I do this manually each Saturday, collating recent tweets I made at twitter.com/disquiet, my public notebook. Some tweets pop up (in expanded form or otherwise) on Disquiet.com sooner. It’s personally informative to revisit the previous week of thinking out loud.

▰ My favorite morning sound remains the ice cubes clinking/fizzing in my coffee. I have a new one too. I hooked up a CD player/recorder so it’s always connected to my laptop when I’m at my desk, and in the morning when I turn everything on it emits delightful “R2D2 wakes up” whirs.

▰ Cameo, but 45-minute (real-time) music lessons from as wide an array of musicians as one could hope for.
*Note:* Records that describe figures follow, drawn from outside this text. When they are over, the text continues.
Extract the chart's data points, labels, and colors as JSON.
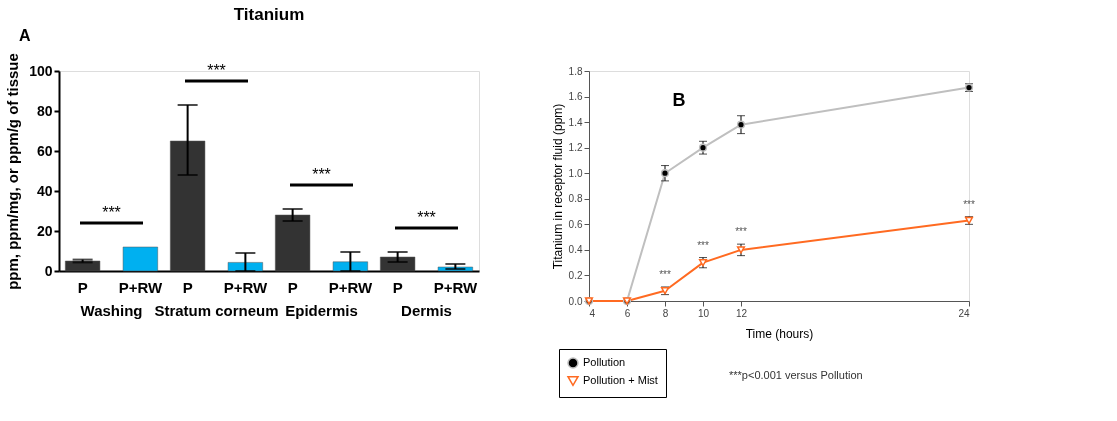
{
  "chart_data": [
    {
      "type": "bar",
      "title": "Titanium",
      "ylabel": "ppm, ppm/mg, or ppm/g of tissue",
      "categories": [
        "Washing",
        "Stratum corneum",
        "Epidermis",
        "Dermis"
      ],
      "series": [
        {
          "name": "P",
          "color": "#333333",
          "values": [
            5,
            65,
            28,
            7
          ],
          "errors": [
            0.7,
            [
              48,
              83
            ],
            [
              25,
              31
            ],
            [
              4.5,
              9.5
            ]
          ]
        },
        {
          "name": "P+RW",
          "color": "#00b0f0",
          "values": [
            12,
            4.3,
            4.6,
            2
          ],
          "errors": [
            null,
            [
              0,
              9
            ],
            [
              0,
              9.5
            ],
            [
              1,
              3.5
            ]
          ]
        }
      ],
      "ylim": [
        0,
        100
      ],
      "yticks": [
        0,
        20,
        40,
        60,
        80,
        100
      ],
      "grid": false,
      "annotations": [
        "A",
        "***",
        "***",
        "***",
        "***"
      ]
    },
    {
      "type": "line",
      "xlabel": "Time (hours)",
      "ylabel": "Titanium in receptor fluid (ppm)",
      "x": [
        4,
        6,
        8,
        10,
        12,
        24
      ],
      "series": [
        {
          "name": "Pollution",
          "color": "#bfbfbf",
          "marker": "circle",
          "values": [
            0,
            0,
            1.0,
            1.2,
            1.38,
            1.67
          ],
          "errors": [
            null,
            null,
            0.06,
            0.05,
            0.07,
            0.03
          ]
        },
        {
          "name": "Pollution + Mist",
          "color": "#ff6a21",
          "marker": "triangle",
          "values": [
            0,
            0,
            0.08,
            0.3,
            0.4,
            0.63
          ],
          "errors": [
            null,
            null,
            0.03,
            0.04,
            0.045,
            0.03
          ]
        }
      ],
      "xlim": [
        4,
        24
      ],
      "xticks": [
        4,
        6,
        8,
        10,
        12,
        24
      ],
      "ylim": [
        0,
        1.8
      ],
      "yticks": [
        {
          "value": 0,
          "label": "0.0"
        },
        0.2,
        0.4,
        0.6,
        0.8,
        {
          "value": 1,
          "label": "1.0"
        },
        1.2,
        1.4,
        1.6,
        1.8
      ],
      "grid": false,
      "legend": "bottom left",
      "annotations": [
        "B",
        "***p<0.001 versus Pollution",
        "***",
        "***",
        "***",
        "***"
      ]
    }
  ]
}
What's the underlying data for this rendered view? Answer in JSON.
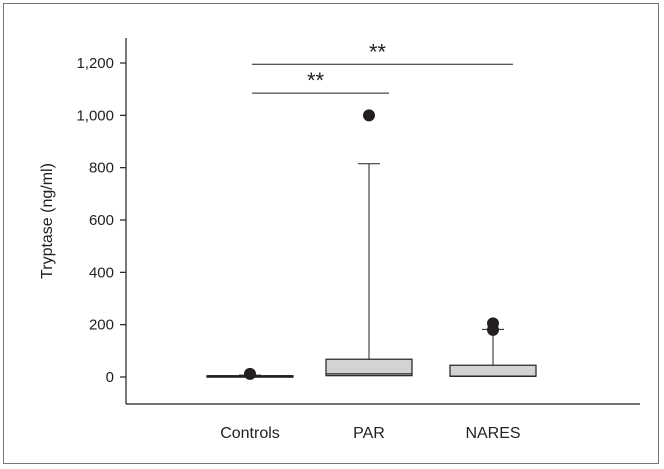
{
  "chart_data": {
    "type": "box",
    "title": "",
    "xlabel": "",
    "ylabel": "Tryptase (ng/ml)",
    "ylim": [
      -100,
      1300
    ],
    "yticks": [
      0,
      200,
      400,
      600,
      800,
      1000,
      1200
    ],
    "ytick_labels": [
      "0",
      "200",
      "400",
      "600",
      "800",
      "1,000",
      "1,200"
    ],
    "categories": [
      "Controls",
      "PAR",
      "NARES"
    ],
    "boxes": [
      {
        "category": "Controls",
        "whisker_low": 2,
        "q1": 3,
        "median": 4,
        "q3": 5,
        "whisker_high": 7,
        "outliers": [
          12
        ]
      },
      {
        "category": "PAR",
        "whisker_low": 3,
        "q1": 5,
        "median": 12,
        "q3": 68,
        "whisker_high": 815,
        "outliers": [
          1000
        ]
      },
      {
        "category": "NARES",
        "whisker_low": 2,
        "q1": 3,
        "median": 3,
        "q3": 45,
        "whisker_high": 182,
        "outliers": [
          180,
          205
        ]
      }
    ],
    "significance": [
      {
        "from": "Controls",
        "to": "PAR",
        "label": "**",
        "y": 1085
      },
      {
        "from": "Controls",
        "to": "NARES",
        "label": "**",
        "y": 1195
      }
    ],
    "grid": false,
    "legend": "none",
    "colors": {
      "box_fill": "#d1d3d4",
      "line": "#231f20",
      "outlier": "#231f20"
    }
  }
}
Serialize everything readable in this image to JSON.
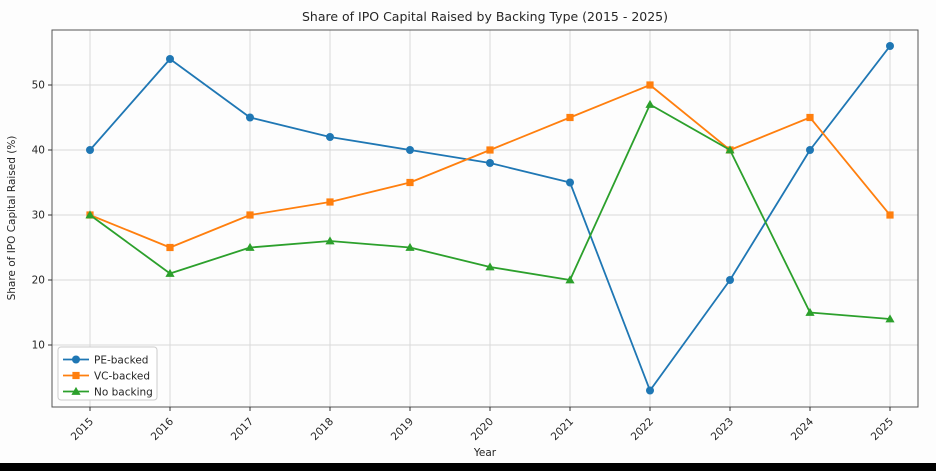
{
  "chart_data": {
    "type": "line",
    "title": "Share of IPO Capital Raised by Backing Type (2015 - 2025)",
    "xlabel": "Year",
    "ylabel": "Share of IPO Capital Raised (%)",
    "x": [
      2015,
      2016,
      2017,
      2018,
      2019,
      2020,
      2021,
      2022,
      2023,
      2024,
      2025
    ],
    "series": [
      {
        "name": "PE-backed",
        "color": "#1f77b4",
        "marker": "circle",
        "values": [
          40,
          54,
          45,
          42,
          40,
          38,
          35,
          3,
          20,
          40,
          56
        ]
      },
      {
        "name": "VC-backed",
        "color": "#ff7f0e",
        "marker": "square",
        "values": [
          30,
          25,
          30,
          32,
          35,
          40,
          45,
          50,
          40,
          45,
          30
        ]
      },
      {
        "name": "No backing",
        "color": "#2ca02c",
        "marker": "triangle",
        "values": [
          30,
          21,
          25,
          26,
          25,
          22,
          20,
          47,
          40,
          15,
          14
        ]
      }
    ],
    "yticks": [
      10,
      20,
      30,
      40,
      50
    ],
    "ylim": [
      0.35,
      58.65
    ],
    "grid": true,
    "legend_position": "lower left",
    "grid_color": "#d9d9d9",
    "spine_color": "#555555",
    "text_color": "#262626",
    "legend_border_color": "#cccccc",
    "legend_fill": "#ffffff"
  }
}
More like Cameo x Patreon.

▰ “Your pinky is like your secret weapon.”

(Thing I heard myself say in guitar class.)

(Lest there be any confusion in the matter, I am the student.)

▰ I find that music-making tools I’m drawn to are often those with active communities online. I then wonder what connection there is between building a community and building an instrument beyond both expressions including the word “build.”

▰ This week, Disquiet Junto participants share a protip and make music as an example (disquiet.com/0495). These are some of ’em:

  • dragged mics
  • notepad miniatures
  • enforced re-use
  • over repetition
  • trying new things
  • wind organs
  • excising perfectionism

▰ And on that note, have a good weekend. Get fresh air. Listen as you do so. Thank someone who made the past year livable. Re-read a favorite book while focusing on a stylistic element or secondary plot. See you Monday, or maybe Tuesday.